President Donald Trump (R) authorized the US Navy to destroy a drug smuggling boat in international Caribbean Sea waters. The Left and their Party politicians are in an uproar. Trump has said that the drug smuggler was a threat to national security.
But that claim was sharply disputed by legal experts and some lawmakers, who said that Trump exceeded his legal authority by using lethal military force against a target that posed no direct danger to the US and doing so without congressional authorization.
Last bit first: Trump—any President—has constitutional authority to address threats to our nation’s security, including using lethal force. That’s at the core of the President’s job.
Then there’s this from Frank Kendall, ex-Biden SecAF:
The casualties “weren’t engaged in anything like a direct attack on the United States….” “Frankly, I can’t see how this can be considered anything other than a nonjudicial killing outside the boundaries of domestic and international law.”

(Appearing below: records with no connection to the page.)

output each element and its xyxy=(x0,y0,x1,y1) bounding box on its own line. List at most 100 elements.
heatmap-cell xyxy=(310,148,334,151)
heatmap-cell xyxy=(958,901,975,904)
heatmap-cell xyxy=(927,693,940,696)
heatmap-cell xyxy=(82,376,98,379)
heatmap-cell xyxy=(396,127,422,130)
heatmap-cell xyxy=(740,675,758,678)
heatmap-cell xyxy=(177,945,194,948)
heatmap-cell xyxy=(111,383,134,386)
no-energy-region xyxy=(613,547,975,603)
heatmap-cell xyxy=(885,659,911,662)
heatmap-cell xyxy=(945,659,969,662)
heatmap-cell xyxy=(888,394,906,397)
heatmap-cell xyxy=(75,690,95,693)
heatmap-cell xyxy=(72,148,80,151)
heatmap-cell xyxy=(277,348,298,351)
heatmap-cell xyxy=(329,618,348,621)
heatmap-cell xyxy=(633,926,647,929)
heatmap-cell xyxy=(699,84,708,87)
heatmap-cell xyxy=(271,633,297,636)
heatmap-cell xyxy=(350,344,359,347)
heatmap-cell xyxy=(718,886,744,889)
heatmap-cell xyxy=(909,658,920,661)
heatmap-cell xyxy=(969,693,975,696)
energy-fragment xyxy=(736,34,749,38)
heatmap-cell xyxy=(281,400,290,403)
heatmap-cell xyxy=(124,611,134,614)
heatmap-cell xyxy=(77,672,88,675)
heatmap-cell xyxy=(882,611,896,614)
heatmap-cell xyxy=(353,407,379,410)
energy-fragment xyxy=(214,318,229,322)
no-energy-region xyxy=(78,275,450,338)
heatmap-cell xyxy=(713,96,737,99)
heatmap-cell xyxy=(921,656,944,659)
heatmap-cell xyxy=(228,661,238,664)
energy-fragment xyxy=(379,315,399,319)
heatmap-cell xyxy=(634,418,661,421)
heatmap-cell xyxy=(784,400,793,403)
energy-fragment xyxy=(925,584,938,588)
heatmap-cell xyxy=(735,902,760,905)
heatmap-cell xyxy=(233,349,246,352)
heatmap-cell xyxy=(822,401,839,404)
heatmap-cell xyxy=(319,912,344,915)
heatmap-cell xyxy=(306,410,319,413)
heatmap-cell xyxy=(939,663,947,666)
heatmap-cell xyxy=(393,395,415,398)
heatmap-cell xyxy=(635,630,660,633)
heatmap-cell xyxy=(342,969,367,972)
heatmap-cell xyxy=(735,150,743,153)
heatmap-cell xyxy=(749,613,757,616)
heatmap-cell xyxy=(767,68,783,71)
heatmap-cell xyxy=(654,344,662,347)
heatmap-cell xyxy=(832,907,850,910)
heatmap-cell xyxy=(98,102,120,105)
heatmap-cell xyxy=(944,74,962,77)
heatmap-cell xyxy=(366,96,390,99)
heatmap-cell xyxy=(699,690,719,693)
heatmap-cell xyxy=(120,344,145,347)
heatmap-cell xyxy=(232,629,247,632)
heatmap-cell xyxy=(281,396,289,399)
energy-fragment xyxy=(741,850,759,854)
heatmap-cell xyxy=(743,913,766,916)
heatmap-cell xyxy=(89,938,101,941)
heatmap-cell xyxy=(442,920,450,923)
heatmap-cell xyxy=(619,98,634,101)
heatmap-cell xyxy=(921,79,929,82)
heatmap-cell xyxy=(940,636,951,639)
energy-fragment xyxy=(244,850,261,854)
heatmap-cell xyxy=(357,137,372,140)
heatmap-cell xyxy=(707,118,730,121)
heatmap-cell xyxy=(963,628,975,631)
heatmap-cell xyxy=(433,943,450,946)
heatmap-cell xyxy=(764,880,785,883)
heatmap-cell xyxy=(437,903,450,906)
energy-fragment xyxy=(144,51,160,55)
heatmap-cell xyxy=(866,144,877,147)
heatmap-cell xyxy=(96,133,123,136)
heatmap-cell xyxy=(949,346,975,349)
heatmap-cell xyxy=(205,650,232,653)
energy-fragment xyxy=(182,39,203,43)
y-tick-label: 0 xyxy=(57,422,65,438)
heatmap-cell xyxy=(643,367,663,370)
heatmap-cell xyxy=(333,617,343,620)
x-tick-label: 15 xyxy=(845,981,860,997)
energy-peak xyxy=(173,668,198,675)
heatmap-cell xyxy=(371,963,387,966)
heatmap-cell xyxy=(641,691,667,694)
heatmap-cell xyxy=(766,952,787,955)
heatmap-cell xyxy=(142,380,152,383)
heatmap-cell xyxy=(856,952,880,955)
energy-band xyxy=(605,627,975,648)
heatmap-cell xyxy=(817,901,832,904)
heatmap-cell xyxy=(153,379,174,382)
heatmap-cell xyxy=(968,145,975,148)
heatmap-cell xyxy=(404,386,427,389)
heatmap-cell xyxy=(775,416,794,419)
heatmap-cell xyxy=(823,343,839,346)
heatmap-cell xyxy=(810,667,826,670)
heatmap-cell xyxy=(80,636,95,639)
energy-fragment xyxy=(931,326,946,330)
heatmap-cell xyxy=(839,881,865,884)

The bit about the drug smuggling boat being no danger to the US is, at best, disingenuous in the present environment. That environment consists of drugs being smuggled into our nation on the scale it is, the movement of particularly lethal drugs like fentanyl and their precursors (the latter sourced from an enemy nation) into the hands of drug cartels in Mexico and Venezuela (among other receiving nations), and the resulting scale of American deaths directly from those drugs and indirectly from the smuggling operations. To insist that a single smuggling boat is no threat to our national security is akin to insisting that a single enemy combat ship in the course of a different type of ongoing conflict is no particular national threat and so, don’t worry about it, we shouldn’t sink it.
Those who see no national security threat in the drug flow should study the Opium Wars. China does.
And understand the mainland Chinese’ response to it even to today: they still refer to it as the century of humiliation, with the wars inflicted throughout then explicitly to keep the drug trade open, with considerable current anger.
Judaism, and especially Israel, say “Never again” regarding the genocidal holocaust. The PRC’s position is not too far from that.